I Know You’re Debauched, And I’ll Tell You Why

I Know You’re Debauched, And I’ll Tell You Why

What shape are you in at the moment? But how do you know?

Do you know how many senses you have? The usual answer is five, but in fact we have many more than that, as discussed in this BBC article. As well as the five we are all familiar with, we can also sense temperature, pain, and balance, among others. And then there’s our kinaesthetic sense, which is our sense of body awareness. It tells you where in space your body is positioned. If I ask you to close your eyes and then touch your elbow with your other hand, you’ll be able to do it thanks to your kinaesthetic sense.

Our kinaesthetic sense is not always reliable – it doesn’t always give us reliable information. Rather, we get used to the position we’re usually in, and this comes to register as normal. If you spend a lot of time slumping, for instance, it will come to feel normal. So if you look in the mirror you will see what is actually going on, thanks to your vision, but your kinaesthetic sense may be telling you something different.

A frog in hot water

It’s a little like the story about a frog in hot water. As Dr Karl puts it: “This little parable claims that if you plunge a frog into boiling water, it will immediately jump out. But if you put the frog into room temperature water, and then slowly heat the water to boiling, the frog doesn’t realise what’s happening and gets cooked to death.” The frog is not aware of the small changes, and they gradually build up to a harmful point.

Kinaesthetically, this is what happens to us – we slowly grow into a poor posture, and our kinaesthetic sense doesn’t register the gradual shift. The small changes gradually build up to a harmful point, and the first time we sense trouble may be when we sense pain – a sore back, or an aching neck perhaps. Our water has reached boiling point and we hadn’t noticed its gradual approach.
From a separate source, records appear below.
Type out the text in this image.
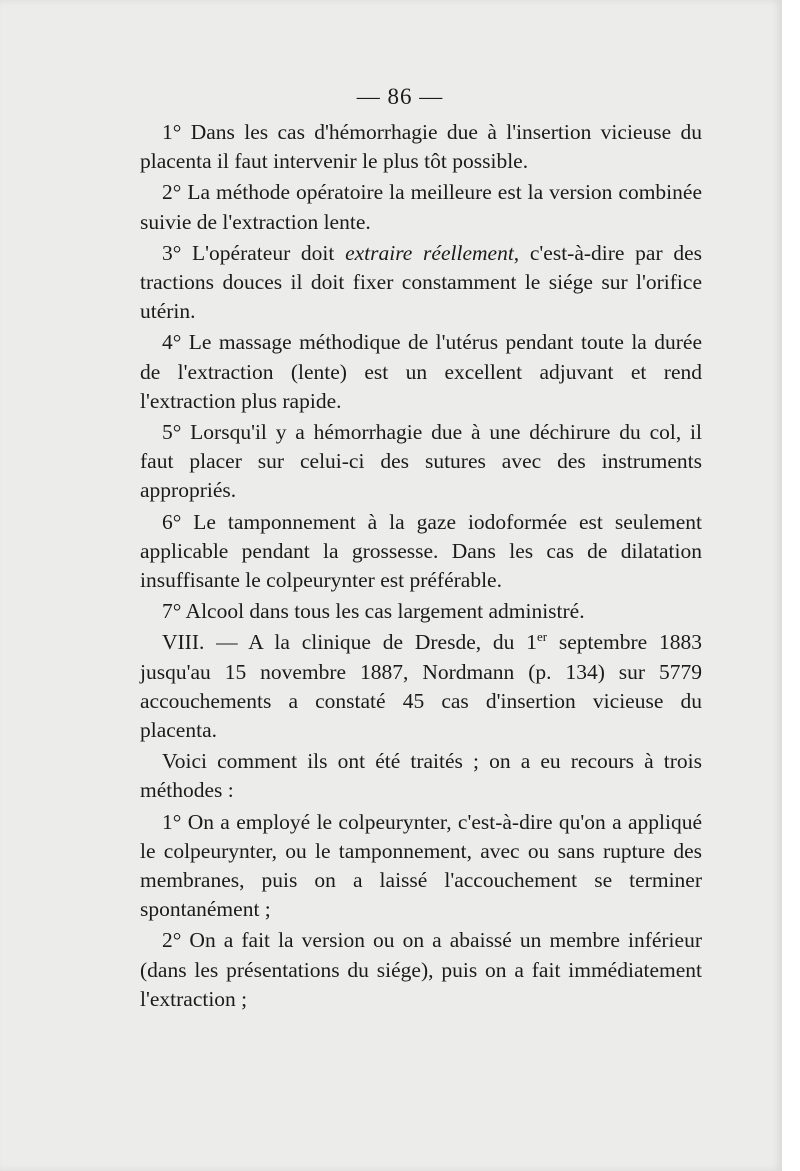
— 86 —

1° Dans les cas d'hémorrhagie due à l'insertion vicieuse du placenta il faut intervenir le plus tôt possible.

2° La méthode opératoire la meilleure est la version combinée suivie de l'extraction lente.

3° L'opérateur doit extraire réellement, c'est-à-dire par des tractions douces il doit fixer constamment le siége sur l'orifice utérin.

4° Le massage méthodique de l'utérus pendant toute la durée de l'extraction (lente) est un excellent adjuvant et rend l'extraction plus rapide.

5° Lorsqu'il y a hémorrhagie due à une déchirure du col, il faut placer sur celui-ci des sutures avec des instruments appropriés.

6° Le tamponnement à la gaze iodoformée est seulement applicable pendant la grossesse. Dans les cas de dilatation insuffisante le colpeurynter est préférable.

7° Alcool dans tous les cas largement administré.

VIII. — A la clinique de Dresde, du 1er septembre 1883 jusqu'au 15 novembre 1887, Nordmann (p. 134) sur 5779 accouchements a constaté 45 cas d'insertion vicieuse du placenta.

Voici comment ils ont été traités ; on a eu recours à trois méthodes :

1° On a employé le colpeurynter, c'est-à-dire qu'on a appliqué le colpeurynter, ou le tamponnement, avec ou sans rupture des membranes, puis on a laissé l'accouchement se terminer spontanément ;

2° On a fait la version ou on a abaissé un membre inférieur (dans les présentations du siége), puis on a fait immédiatement l'extraction ;
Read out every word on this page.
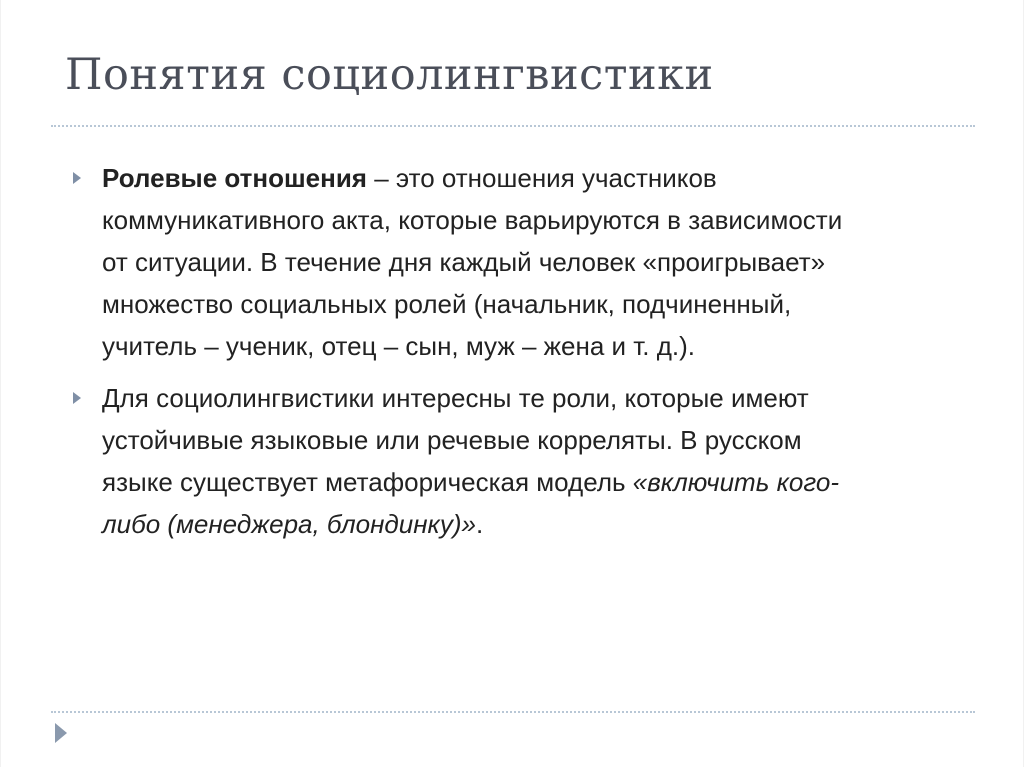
Понятия социолингвистики
Ролевые отношения – это отношения участников коммуникативного акта, которые варьируются в зависимости от ситуации. В течение дня каждый человек «проигрывает» множество социальных ролей (начальник, подчиненный, учитель – ученик, отец – сын, муж – жена и т. д.).
Для социолингвистики интересны те роли, которые имеют устойчивые языковые или речевые корреляты. В русском языке существует метафорическая модель «включить кого-либо (менеджера, блондинку)».
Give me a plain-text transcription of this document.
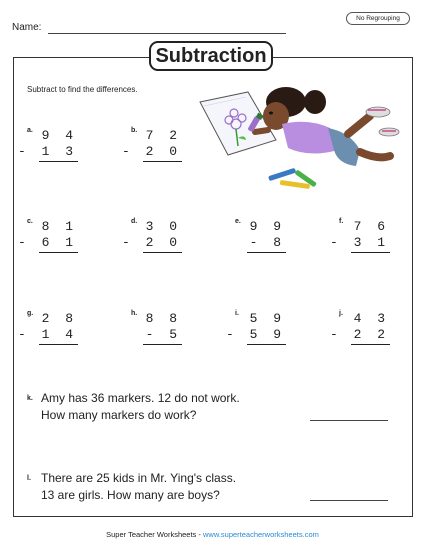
Name:
No Regrouping
Subtraction
Subtract to find the differences.
a. 9 4
- 1 3
b. 7 2
- 2 0
c. 8 1
- 6 1
d. 3 0
- 2 0
e. 9 9
- 8
f. 7 6
- 3 1
g. 2 8
- 1 4
h. 8 8
- 5
i. 5 9
- 5 9
j. 4 3
- 2 2
k. Amy has 36 markers. 12 do not work.
How many markers do work?
l. There are 25 kids in Mr. Ying's class.
13 are girls. How many are boys?
Super Teacher Worksheets - www.superteacherworksheets.com
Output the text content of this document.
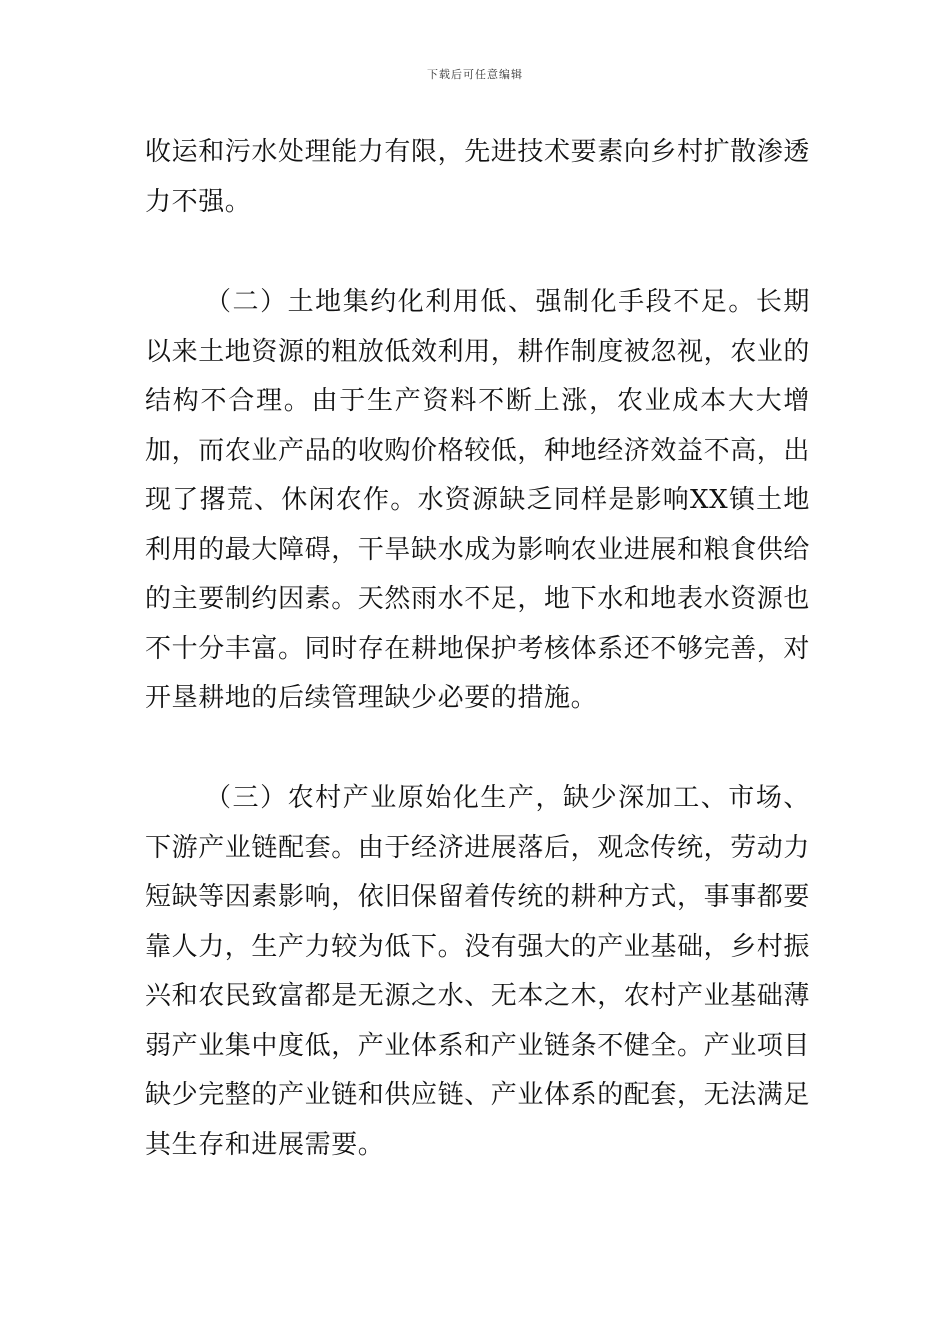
下载后可任意编辑

收运和污水处理能力有限，先进技术要素向乡村扩散渗透力不强。

（二）土地集约化利用低、强制化手段不足。长期以来土地资源的粗放低效利用，耕作制度被忽视，农业的结构不合理。由于生产资料不断上涨，农业成本大大增加，而农业产品的收购价格较低，种地经济效益不高，出现了撂荒、休闲农作。水资源缺乏同样是影响XX镇土地利用的最大障碍，干旱缺水成为影响农业进展和粮食供给的主要制约因素。天然雨水不足，地下水和地表水资源也不十分丰富。同时存在耕地保护考核体系还不够完善，对开垦耕地的后续管理缺少必要的措施。

（三）农村产业原始化生产，缺少深加工、市场、下游产业链配套。由于经济进展落后，观念传统，劳动力短缺等因素影响，依旧保留着传统的耕种方式，事事都要靠人力，生产力较为低下。没有强大的产业基础，乡村振兴和农民致富都是无源之水、无本之木，农村产业基础薄弱产业集中度低，产业体系和产业链条不健全。产业项目缺少完整的产业链和供应链、产业体系的配套，无法满足其生存和进展需要。
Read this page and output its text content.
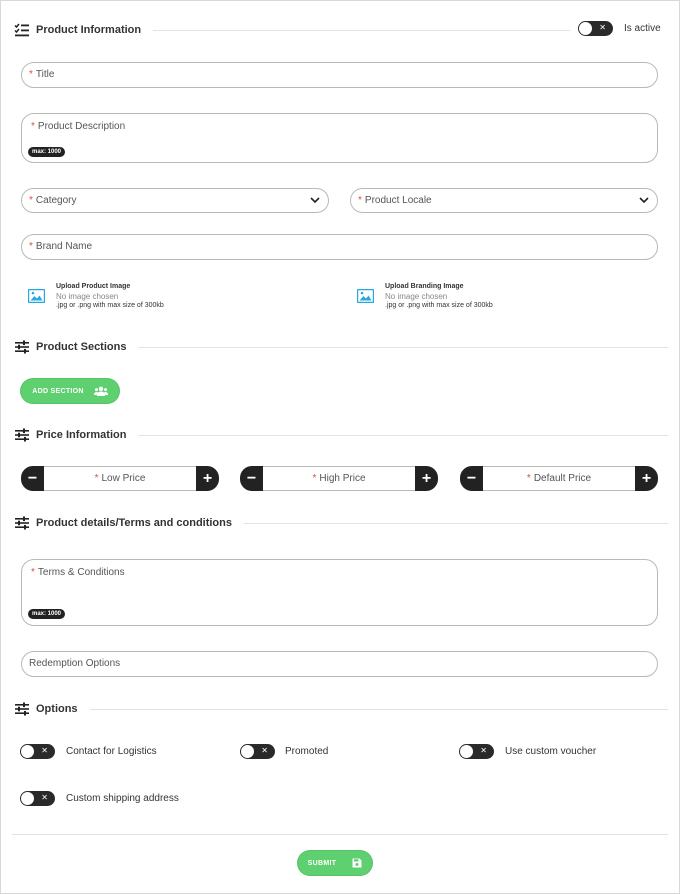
Product Information	✕ Is active
* Title
* Product Description
max: 1000
* Category	* Product Locale
* Brand Name
Upload Product Image
No image chosen
.jpg or .png with max size of 300kb
Upload Branding Image
No image chosen
.jpg or .png with max size of 300kb
Product Sections
ADD SECTION
Price Information
−	* Low Price	+	−	* High Price	+	−	* Default Price	+
Product details/Terms and conditions
* Terms & Conditions
max: 1000
Redemption Options
Options
✕ Contact for Logistics	✕ Promoted	✕ Use custom voucher
✕ Custom shipping address
SUBMIT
FM Alexander wrote a lot about this – not frogs, but how we lose awareness of the shape we’re in. He termed it ‘debauched kinaesthetic awareness’, and we are all debauched to some extent. We all gradually grow into a posture that reflects the shapes we put ourselves in each and every day, and as this happens gradually, we don’t notice the change kinaesthetically. This is how we can look into a mirror and see a slumped or twisted posture and yet not feel it. We have become debauched, and I’m confident you are debauched – perhaps a little, perhaps a lot. A good, hard look in the mirror may tell you how much.

Why does this matter?

Alexander’s technique deals with this. Studying the Alexander Technique helps the kinaesthetic sense become reliable again, so the shape you feel you are in comes to correspond to the shape you actually are in. This is important. It’s harder to injure (or re-injure) yourself when your body is actually doing what you think it’s doing. Conversely, it’s very likely that you will eventually injure yourself if your feelings don’t correspond to what’s really going on. And while a look in the mirror may give you an idea of what’s going on, a lesson with an Alexander Technique teacher will make it more obvious, and help you start to deal with the problem.

As for frogs, the story about the boiling water is a myth. As Dr Karl says, “frogs can sense when the water gets dangerously hot”. So frogs are not debauched, at least in regard to their sense of temperature. They may be debauched in other ways, but I don’t know about that.